Les neutres et les silencieux : de manière inattendue, l’Arabie Saoudite est en train de devenir le dernier salon où l’on cause, toutes armes laissées avant la porte d’entrée. Mohammed ben Salmane devient le plus grand diplomate du monde en accueillant sans distinction les délégations russes, américaines, israéliennes, ukrainiennes ou palestiniennes au gré des conflits et recherches de solutions. Tout le monde semble avoir son billet d’avion pour Riyad en ce moment. Le monde de la paix est toujours plus favorable aux affaires, quelles que soient les conditions de cette paix. C’est en tous cas une pierre supplémentaire dans la nouvelle construction politique du monde.
De son côté, la Chine ne risque pas de perdre un latin qu’elle n’a jamais pratiqué, et reste silencieuse, comme souvent lorsque des mouvements extérieurs se manifestent. Pour la première fois de son histoire elle va répliquer durement aux taxes de Trump, et l’agriculture américaine regrettera ses bulletins de vote d’ici peu. Se moquer du Canada ou du Groenland est une chose, mais tordre le cou de la Chine en est une autre. L’Empire du Silence est aussi celui de l’écrasement. Trump n’a fait que leur donner une raison de plus de saisir Taïwan.
La réalité de ces moments à forte intensité est partagée entre un temps de menaces et un temps de recadrage. Les pays ne s’affrontent pas encore de manière globale et la dissuasion nucléaire reste finalement peu utile. Il faut en inventer d’autres et les milliards des uns et des autres, exposés dans les médias, reflètent cette nouvelle dissuasion pour que l’argent ne se transforme pas en balles dans des corps.

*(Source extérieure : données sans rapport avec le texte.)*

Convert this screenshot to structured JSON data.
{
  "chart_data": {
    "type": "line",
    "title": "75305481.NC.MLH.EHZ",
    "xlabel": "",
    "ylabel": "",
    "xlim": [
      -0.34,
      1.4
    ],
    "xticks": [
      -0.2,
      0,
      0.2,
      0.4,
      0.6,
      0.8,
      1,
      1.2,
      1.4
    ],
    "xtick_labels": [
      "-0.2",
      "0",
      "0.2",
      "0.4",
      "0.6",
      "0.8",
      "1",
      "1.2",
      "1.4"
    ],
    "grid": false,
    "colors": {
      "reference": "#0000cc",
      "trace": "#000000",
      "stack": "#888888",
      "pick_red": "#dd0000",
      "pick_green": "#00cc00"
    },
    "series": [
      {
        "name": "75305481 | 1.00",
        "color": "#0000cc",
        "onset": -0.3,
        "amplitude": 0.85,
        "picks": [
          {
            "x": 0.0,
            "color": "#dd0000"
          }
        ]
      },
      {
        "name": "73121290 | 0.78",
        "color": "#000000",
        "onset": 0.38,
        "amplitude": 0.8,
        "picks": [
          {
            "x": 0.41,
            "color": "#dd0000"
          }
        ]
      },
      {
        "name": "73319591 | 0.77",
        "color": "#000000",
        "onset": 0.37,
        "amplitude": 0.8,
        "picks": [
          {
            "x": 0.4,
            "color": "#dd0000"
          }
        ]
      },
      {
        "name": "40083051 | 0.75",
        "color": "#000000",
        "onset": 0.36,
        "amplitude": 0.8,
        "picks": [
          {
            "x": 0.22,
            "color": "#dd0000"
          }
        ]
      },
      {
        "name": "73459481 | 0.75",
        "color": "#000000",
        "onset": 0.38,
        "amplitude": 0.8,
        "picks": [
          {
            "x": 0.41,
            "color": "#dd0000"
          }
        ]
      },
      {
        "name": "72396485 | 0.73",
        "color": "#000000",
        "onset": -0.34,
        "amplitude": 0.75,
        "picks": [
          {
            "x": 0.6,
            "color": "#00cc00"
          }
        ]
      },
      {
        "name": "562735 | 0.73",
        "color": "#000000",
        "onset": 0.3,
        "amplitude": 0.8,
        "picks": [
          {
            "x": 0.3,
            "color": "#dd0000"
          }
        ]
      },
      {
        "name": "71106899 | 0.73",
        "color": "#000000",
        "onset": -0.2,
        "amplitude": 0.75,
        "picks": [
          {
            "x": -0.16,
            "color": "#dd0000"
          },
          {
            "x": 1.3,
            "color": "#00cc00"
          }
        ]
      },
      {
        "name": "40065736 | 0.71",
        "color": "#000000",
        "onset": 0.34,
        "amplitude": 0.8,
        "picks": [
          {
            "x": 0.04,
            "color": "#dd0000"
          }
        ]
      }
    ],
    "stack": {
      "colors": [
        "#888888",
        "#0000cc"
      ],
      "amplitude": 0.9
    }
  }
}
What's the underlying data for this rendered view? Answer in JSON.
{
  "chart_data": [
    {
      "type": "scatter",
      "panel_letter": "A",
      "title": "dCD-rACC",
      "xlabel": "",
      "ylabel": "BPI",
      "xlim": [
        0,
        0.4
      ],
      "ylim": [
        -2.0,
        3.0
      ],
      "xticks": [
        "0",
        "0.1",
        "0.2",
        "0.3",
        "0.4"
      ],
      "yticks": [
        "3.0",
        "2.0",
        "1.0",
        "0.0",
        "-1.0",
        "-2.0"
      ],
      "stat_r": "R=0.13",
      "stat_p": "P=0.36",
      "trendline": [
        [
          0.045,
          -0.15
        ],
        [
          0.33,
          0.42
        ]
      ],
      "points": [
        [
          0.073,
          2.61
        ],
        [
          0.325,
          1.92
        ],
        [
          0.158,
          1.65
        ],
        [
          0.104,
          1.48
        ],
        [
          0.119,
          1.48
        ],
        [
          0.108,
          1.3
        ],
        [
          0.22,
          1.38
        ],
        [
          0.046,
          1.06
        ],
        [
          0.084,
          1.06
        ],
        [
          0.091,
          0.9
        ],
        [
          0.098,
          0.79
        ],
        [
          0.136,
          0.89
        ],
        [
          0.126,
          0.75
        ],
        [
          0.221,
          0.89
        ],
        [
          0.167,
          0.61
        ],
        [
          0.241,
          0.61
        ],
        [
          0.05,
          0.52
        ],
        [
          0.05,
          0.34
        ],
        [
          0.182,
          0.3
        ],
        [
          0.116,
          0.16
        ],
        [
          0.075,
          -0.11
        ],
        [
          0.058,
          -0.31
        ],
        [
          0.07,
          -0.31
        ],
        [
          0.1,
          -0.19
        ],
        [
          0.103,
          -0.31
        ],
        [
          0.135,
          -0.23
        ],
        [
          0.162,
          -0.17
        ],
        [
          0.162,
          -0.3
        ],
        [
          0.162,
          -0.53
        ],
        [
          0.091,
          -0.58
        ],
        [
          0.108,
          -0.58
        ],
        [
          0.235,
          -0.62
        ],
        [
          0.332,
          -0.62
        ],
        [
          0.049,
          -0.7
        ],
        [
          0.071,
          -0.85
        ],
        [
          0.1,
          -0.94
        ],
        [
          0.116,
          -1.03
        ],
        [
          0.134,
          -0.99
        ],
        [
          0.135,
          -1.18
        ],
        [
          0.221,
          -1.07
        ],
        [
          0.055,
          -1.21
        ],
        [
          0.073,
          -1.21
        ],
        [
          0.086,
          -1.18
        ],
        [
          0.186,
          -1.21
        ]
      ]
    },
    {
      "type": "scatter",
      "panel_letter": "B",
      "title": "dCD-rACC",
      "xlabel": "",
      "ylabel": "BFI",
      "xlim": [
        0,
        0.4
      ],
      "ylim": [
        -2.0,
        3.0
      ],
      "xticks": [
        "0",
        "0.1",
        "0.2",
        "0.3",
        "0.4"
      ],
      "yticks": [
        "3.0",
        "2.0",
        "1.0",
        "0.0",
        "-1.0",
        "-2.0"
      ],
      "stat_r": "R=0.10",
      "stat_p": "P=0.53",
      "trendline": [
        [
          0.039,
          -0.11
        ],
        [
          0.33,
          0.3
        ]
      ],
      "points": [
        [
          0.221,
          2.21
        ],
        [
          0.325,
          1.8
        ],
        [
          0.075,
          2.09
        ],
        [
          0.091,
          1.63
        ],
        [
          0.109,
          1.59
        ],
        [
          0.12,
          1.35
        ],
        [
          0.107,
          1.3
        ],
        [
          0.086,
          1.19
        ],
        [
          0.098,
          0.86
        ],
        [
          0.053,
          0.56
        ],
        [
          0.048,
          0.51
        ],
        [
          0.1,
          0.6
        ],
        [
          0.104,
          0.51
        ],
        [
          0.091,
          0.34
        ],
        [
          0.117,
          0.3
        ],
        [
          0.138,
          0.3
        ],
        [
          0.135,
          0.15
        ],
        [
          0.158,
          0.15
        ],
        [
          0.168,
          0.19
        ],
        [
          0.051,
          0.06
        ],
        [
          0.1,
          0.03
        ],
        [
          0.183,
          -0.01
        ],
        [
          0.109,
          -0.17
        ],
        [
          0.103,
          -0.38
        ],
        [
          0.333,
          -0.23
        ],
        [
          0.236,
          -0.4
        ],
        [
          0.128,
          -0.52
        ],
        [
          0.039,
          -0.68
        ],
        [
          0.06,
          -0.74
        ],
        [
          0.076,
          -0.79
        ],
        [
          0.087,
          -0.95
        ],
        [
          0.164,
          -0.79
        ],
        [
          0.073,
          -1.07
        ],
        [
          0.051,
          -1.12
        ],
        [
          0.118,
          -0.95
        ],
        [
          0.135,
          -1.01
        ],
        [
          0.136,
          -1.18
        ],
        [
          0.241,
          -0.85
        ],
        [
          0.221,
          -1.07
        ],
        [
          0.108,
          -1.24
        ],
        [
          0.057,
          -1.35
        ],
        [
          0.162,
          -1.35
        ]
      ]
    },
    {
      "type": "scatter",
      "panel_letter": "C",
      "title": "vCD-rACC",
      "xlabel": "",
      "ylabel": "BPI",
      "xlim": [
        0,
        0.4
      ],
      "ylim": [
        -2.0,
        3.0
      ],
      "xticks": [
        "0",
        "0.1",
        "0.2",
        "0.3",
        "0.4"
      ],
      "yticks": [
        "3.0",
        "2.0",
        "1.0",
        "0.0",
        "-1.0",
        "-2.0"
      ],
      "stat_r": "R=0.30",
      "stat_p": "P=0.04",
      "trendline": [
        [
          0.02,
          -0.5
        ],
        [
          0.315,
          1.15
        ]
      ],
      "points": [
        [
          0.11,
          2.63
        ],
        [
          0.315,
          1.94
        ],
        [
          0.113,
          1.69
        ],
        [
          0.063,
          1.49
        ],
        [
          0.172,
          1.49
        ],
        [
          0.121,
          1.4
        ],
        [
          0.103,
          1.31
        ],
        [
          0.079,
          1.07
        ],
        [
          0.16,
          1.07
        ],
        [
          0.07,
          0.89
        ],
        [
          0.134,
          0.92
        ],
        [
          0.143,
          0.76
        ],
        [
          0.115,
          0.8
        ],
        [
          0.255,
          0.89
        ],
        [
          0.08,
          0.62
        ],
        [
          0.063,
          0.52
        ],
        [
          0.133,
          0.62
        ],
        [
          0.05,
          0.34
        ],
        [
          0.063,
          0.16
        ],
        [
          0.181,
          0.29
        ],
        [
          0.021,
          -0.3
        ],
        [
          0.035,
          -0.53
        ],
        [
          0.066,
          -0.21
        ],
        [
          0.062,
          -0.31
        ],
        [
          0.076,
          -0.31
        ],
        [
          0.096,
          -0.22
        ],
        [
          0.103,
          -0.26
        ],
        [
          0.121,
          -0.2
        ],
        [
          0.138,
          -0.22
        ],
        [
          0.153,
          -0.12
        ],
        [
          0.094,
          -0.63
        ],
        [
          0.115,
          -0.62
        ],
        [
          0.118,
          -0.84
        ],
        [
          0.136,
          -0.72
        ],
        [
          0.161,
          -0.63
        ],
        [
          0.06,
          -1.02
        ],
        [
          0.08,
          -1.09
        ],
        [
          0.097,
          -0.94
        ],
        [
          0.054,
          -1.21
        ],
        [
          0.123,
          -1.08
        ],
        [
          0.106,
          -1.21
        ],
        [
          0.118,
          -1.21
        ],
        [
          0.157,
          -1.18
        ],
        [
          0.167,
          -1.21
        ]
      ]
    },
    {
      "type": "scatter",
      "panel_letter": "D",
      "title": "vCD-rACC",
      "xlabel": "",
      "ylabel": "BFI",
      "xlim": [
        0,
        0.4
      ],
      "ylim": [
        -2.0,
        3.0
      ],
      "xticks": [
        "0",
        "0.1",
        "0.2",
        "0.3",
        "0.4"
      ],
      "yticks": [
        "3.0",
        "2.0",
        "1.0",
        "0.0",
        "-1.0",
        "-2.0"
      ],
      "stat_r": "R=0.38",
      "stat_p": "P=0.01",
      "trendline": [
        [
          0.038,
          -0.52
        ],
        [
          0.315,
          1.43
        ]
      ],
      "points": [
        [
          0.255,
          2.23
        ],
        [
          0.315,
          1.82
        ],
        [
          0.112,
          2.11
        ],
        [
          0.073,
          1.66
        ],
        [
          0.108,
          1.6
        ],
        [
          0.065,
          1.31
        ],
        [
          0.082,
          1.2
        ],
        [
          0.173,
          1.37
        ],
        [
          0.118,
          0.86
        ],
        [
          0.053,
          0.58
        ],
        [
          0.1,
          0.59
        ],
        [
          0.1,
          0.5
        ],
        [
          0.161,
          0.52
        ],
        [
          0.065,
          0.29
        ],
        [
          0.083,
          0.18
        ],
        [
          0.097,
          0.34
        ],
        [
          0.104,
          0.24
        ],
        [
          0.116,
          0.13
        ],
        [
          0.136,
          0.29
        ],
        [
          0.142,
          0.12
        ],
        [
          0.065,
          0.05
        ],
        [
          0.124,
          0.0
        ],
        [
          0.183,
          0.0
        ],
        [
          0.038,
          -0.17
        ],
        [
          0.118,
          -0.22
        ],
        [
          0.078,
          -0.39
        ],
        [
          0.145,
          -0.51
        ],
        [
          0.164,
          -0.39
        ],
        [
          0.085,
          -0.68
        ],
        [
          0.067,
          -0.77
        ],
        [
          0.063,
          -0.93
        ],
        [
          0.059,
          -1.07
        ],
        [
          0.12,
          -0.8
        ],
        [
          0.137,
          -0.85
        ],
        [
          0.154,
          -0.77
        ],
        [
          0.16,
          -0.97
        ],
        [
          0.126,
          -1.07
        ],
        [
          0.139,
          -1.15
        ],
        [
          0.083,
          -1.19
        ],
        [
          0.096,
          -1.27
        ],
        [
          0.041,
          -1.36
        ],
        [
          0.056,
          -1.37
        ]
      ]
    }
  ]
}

Pour terminer cet article, voici un lien vers le Huffington post reprenant l’excellent discours du sénateur Claude Malhuret, récemment salué par l’ensemble du monde libre :
https://www.huffingtonpost.fr/politique/video/ukraine-trump-et-musk-claude-malhuret-salue-dans-le-monde-anglo-saxon-apres-cette-charge-clinique_247100.html
Note
Cet article ne représente pas une critique sur le fond des personnes publiques, mais une analyse des choses perçues, des risques liés aux communications du monde politique et des enjeux de celles-ci. Les noms cités ne le sont que pour comprendre leur impact au travers de décisions, de déclarations ou de comportements médiatisés.